Faire de l’Église « une maison sûre »
Paris Notre-Dame du 1er avril 2021
La session de printemps de l’Assemblée plénière des évêques de France s’est achevée le 26 mars. Parmi les sujets abordés, la question de la responsabilité de l’Église dans les abus sexuels commis en son sein. Onze résolutions ont été prises pour prévenir ces abus, faire mémoire et accompagner les victimes. Les explications de Mgr Dominique Blanchet, évêque de Créteil et vice-président de la Conférence des évêques de France (CEF).
Paris Notre-Dame - Dans son communiqué final, la CEF a commencé par reconnaître la responsabilité des autorités ecclésiales dans les abus sexuels passés. Il était important que cela soit fait ?
Mgr Dominique Blanchet – Oui, c’est une question de loyauté. Ce que nous avons reconnu, c’est que les faits sont indéniables, qu’il y a vraiment eu des agressions commises, ainsi que des manquements de la part des autorités ecclésiales qui auraient pu éviter telle ou telle récidive de la part de prêtres déplacés… Nous avons une responsabilité à assumer vis-à-vis du passé, vis-à-vis du présent et vis-à-vis de l’avenir. Vis-à-vis du passé, il nous faut reconnaître ce qui a été fait et agir en conséquence pour soulager ou atténuer la souffrance des personnes qui ont pu être blessées. Les personnes victimes, elles-mêmes, demandaient une parole claire qui leur dise : nous vous croyons.
P. N.-D. – Autre axe de ces résolutions, l’accompagnement des victimes. Le fonds de dotation que vous allez créer servira à financer l’ensemble de ce dispositif de lutte contre la pédocriminalité. Il comprend notamment une contribution spécifique d’aide aux victimes, un geste financier très attendu.
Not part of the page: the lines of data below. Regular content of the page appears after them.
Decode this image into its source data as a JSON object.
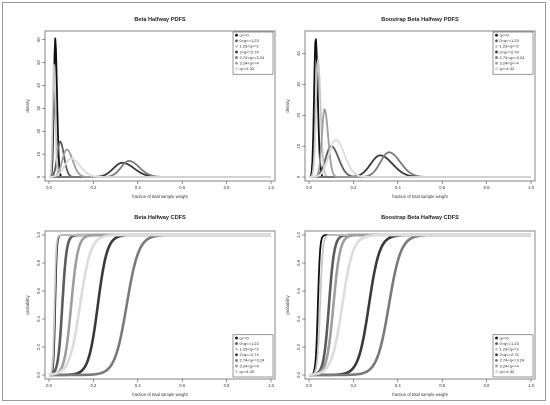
{
  "chart_data": [
    {
      "type": "line",
      "title": "Beta Halfway PDFS",
      "xlabel": "fraction of total sample weight",
      "ylabel": "density",
      "xlim": [
        0,
        1
      ],
      "ylim": [
        0,
        62
      ],
      "xticks": [
        "0.0",
        "0.2",
        "0.4",
        "0.6",
        "0.8",
        "1.0"
      ],
      "yticks": [
        "0",
        "10",
        "20",
        "30",
        "40",
        "50",
        "60"
      ],
      "legend_position": "top-right",
      "grid": false,
      "series": [
        {
          "name": "q<=0",
          "color": "#111111",
          "peak_x": 0.028,
          "peak_y": 60.5,
          "spread": 0.006
        },
        {
          "name": "0<q<=1.23",
          "color": "#5c5c5c",
          "peak_x": 0.05,
          "peak_y": 15.5,
          "spread": 0.013
        },
        {
          "name": "1.23<q<=2",
          "color": "#c7c7c7",
          "peak_x": 0.022,
          "peak_y": 49,
          "spread": 0.005
        },
        {
          "name": "2<q<=2.74",
          "color": "#3a3a3a",
          "peak_x": 0.33,
          "peak_y": 6.2,
          "spread": 0.04
        },
        {
          "name": "2.74<q<=3.24",
          "color": "#7a7a7a",
          "peak_x": 0.36,
          "peak_y": 7,
          "spread": 0.035
        },
        {
          "name": "3.24<q<=4",
          "color": "#9e9e9e",
          "peak_x": 0.08,
          "peak_y": 12,
          "spread": 0.02
        },
        {
          "name": "q>=4.32",
          "color": "#dcdcdc",
          "peak_x": 0.1,
          "peak_y": 8,
          "spread": 0.03
        }
      ]
    },
    {
      "type": "line",
      "title": "Boostrap Beta Halfway PDFS",
      "xlabel": "fraction of total sample weight",
      "ylabel": "density",
      "xlim": [
        0,
        1
      ],
      "ylim": [
        0,
        46
      ],
      "xticks": [
        "0.0",
        "0.2",
        "0.4",
        "0.6",
        "0.8",
        "1.0"
      ],
      "yticks": [
        "0",
        "10",
        "20",
        "30",
        "40"
      ],
      "legend_position": "top-right",
      "grid": false,
      "series": [
        {
          "name": "q<=0",
          "color": "#111111",
          "peak_x": 0.03,
          "peak_y": 45,
          "spread": 0.007
        },
        {
          "name": "0<q<=1.23",
          "color": "#5c5c5c",
          "peak_x": 0.1,
          "peak_y": 10,
          "spread": 0.025
        },
        {
          "name": "1.23<q<=2",
          "color": "#c7c7c7",
          "peak_x": 0.04,
          "peak_y": 38,
          "spread": 0.009
        },
        {
          "name": "2<q<=2.74",
          "color": "#3a3a3a",
          "peak_x": 0.32,
          "peak_y": 7,
          "spread": 0.042
        },
        {
          "name": "2.74<q<=3.24",
          "color": "#7a7a7a",
          "peak_x": 0.36,
          "peak_y": 8,
          "spread": 0.038
        },
        {
          "name": "3.24<q<=4",
          "color": "#9e9e9e",
          "peak_x": 0.07,
          "peak_y": 22,
          "spread": 0.012
        },
        {
          "name": "q>=4.32",
          "color": "#dcdcdc",
          "peak_x": 0.12,
          "peak_y": 12,
          "spread": 0.03
        }
      ]
    },
    {
      "type": "line",
      "title": "Beta Halfway CDFS",
      "xlabel": "fraction of total sample weight",
      "ylabel": "probability",
      "xlim": [
        0,
        1
      ],
      "ylim": [
        0,
        1
      ],
      "xticks": [
        "0.0",
        "0.2",
        "0.4",
        "0.6",
        "0.8",
        "1.0"
      ],
      "yticks": [
        "0.0",
        "0.2",
        "0.4",
        "0.6",
        "0.8",
        "1.0"
      ],
      "legend_position": "bottom-right",
      "grid": false,
      "series": [
        {
          "name": "q<=0",
          "color": "#111111",
          "mid_x": 0.028,
          "spread": 0.006
        },
        {
          "name": "0<q<=1.23",
          "color": "#5c5c5c",
          "mid_x": 0.06,
          "spread": 0.016
        },
        {
          "name": "1.23<q<=2",
          "color": "#c7c7c7",
          "mid_x": 0.025,
          "spread": 0.006
        },
        {
          "name": "2<q<=2.74",
          "color": "#3a3a3a",
          "mid_x": 0.22,
          "spread": 0.035
        },
        {
          "name": "2.74<q<=3.24",
          "color": "#7a7a7a",
          "mid_x": 0.35,
          "spread": 0.045
        },
        {
          "name": "3.24<q<=4",
          "color": "#9e9e9e",
          "mid_x": 0.1,
          "spread": 0.025
        },
        {
          "name": "q>=4.32",
          "color": "#dcdcdc",
          "mid_x": 0.14,
          "spread": 0.04
        }
      ]
    },
    {
      "type": "line",
      "title": "Boostrap Beta Halfway CDFS",
      "xlabel": "fraction of total sample weight",
      "ylabel": "probability",
      "xlim": [
        0,
        1
      ],
      "ylim": [
        0,
        1
      ],
      "xticks": [
        "0.0",
        "0.2",
        "0.4",
        "0.6",
        "0.8",
        "1.0"
      ],
      "yticks": [
        "0.0",
        "0.2",
        "0.4",
        "0.6",
        "0.8",
        "1.0"
      ],
      "legend_position": "bottom-right",
      "grid": false,
      "series": [
        {
          "name": "q<=0",
          "color": "#111111",
          "mid_x": 0.04,
          "spread": 0.008
        },
        {
          "name": "0<q<=1.23",
          "color": "#5c5c5c",
          "mid_x": 0.09,
          "spread": 0.02
        },
        {
          "name": "1.23<q<=2",
          "color": "#c7c7c7",
          "mid_x": 0.05,
          "spread": 0.01
        },
        {
          "name": "2<q<=2.74",
          "color": "#3a3a3a",
          "mid_x": 0.27,
          "spread": 0.04
        },
        {
          "name": "2.74<q<=3.24",
          "color": "#7a7a7a",
          "mid_x": 0.36,
          "spread": 0.045
        },
        {
          "name": "3.24<q<=4",
          "color": "#9e9e9e",
          "mid_x": 0.11,
          "spread": 0.025
        },
        {
          "name": "q>=4.32",
          "color": "#dcdcdc",
          "mid_x": 0.15,
          "spread": 0.04
        }
      ]
    }
  ]
}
D. B. – Dans ce dispositif d’accompagnement, il y a trois dimensions qui concernent les victimes. L’aide que nous pouvons leur apporter ; le fait de garder mémoire de ces actes afin de prévenir les générations futures ; enfin, l’assurance que nous travaillons aujourd’hui à la prévention de ces abus, que nous formons des personnes pour cela. Parmi les victimes, il y a des personnes qui parlent ou qui ont parlé et d’autres qui ne peuvent pas parler, car elles pensent qu’on ne les croira pas. Il faut qu’elles sachent que nous savons qu’elles existent. Par ailleurs, les victimes demandaient qu’il y ait une instance indépendante pour arbitrer et échanger avec elles sur la juste contribution de solidarité à leur verser, dans la limite de ce qui est possible et selon nos moyens. C’est pourquoi nous avons retenu dans une de nos résolutions cette instance d’assistance indépendante. Par ailleurs, nous avons décidé de nous doter de moyens supplémentaires pour l’exercice de la justice canonique en créant un tribunal pénal canonique interdiocésain pour la France, car cela fait partie du droit des personnes victimes que d’avoir recours à cette justice et parce que nous-même en avons besoin pour établir des sanctions justes, en Église.
P. N.-D. – La CEF a également souhaité adresser une lettre aux catholiques de France. Pourquoi ?
D. B. – Parce que nous avons senti le trouble profond des fidèles, un trouble qui nous atteint aussi. Nous, évêques, sommes affectés avec tous. Ce trouble vient d’une part de la dure réalité de ce qui nous est montré, et d’autre part, de la grande déception causée par des figures de prêtres et de religieux mis en cause. Quand nous, évêques, avons commencé à évoquer les questions de solidarité et de notions financières, les mots étaient piégés, nous avions du mal à nous entendre sur la signification de ce geste. Cette difficulté à s’entendre se percevait aussi dans la société, elle se percevait parmi les personnes victimes. Aujourd’hui, nous avons trouvé une expression commune. Mgr Éric de Moulins-Beaufort l’a souligné lors de la conférence de presse : par ces résolutions, nous disons ensemble que nous sommes résolus à affronter ce fléau, que nous continuerons sur ce chemin en prenant le temps d’évaluer ce qui est mis en place. Il s’agit là vraiment d’un acte de communion et de consolation du peuple de Dieu. Et l’occasion d’adresser un double appel. Un appel à être vigilants ensemble et un appel aussi à soutenir les personnes victimes, chacun étant invité à y contribuer à sa façon, soit en travaillant à ces formations que nous voudrions mettre en place, soit en abondant au fonds de dotation pour financer les moyens qui nous permettront de faire de l’Église une maison sûre.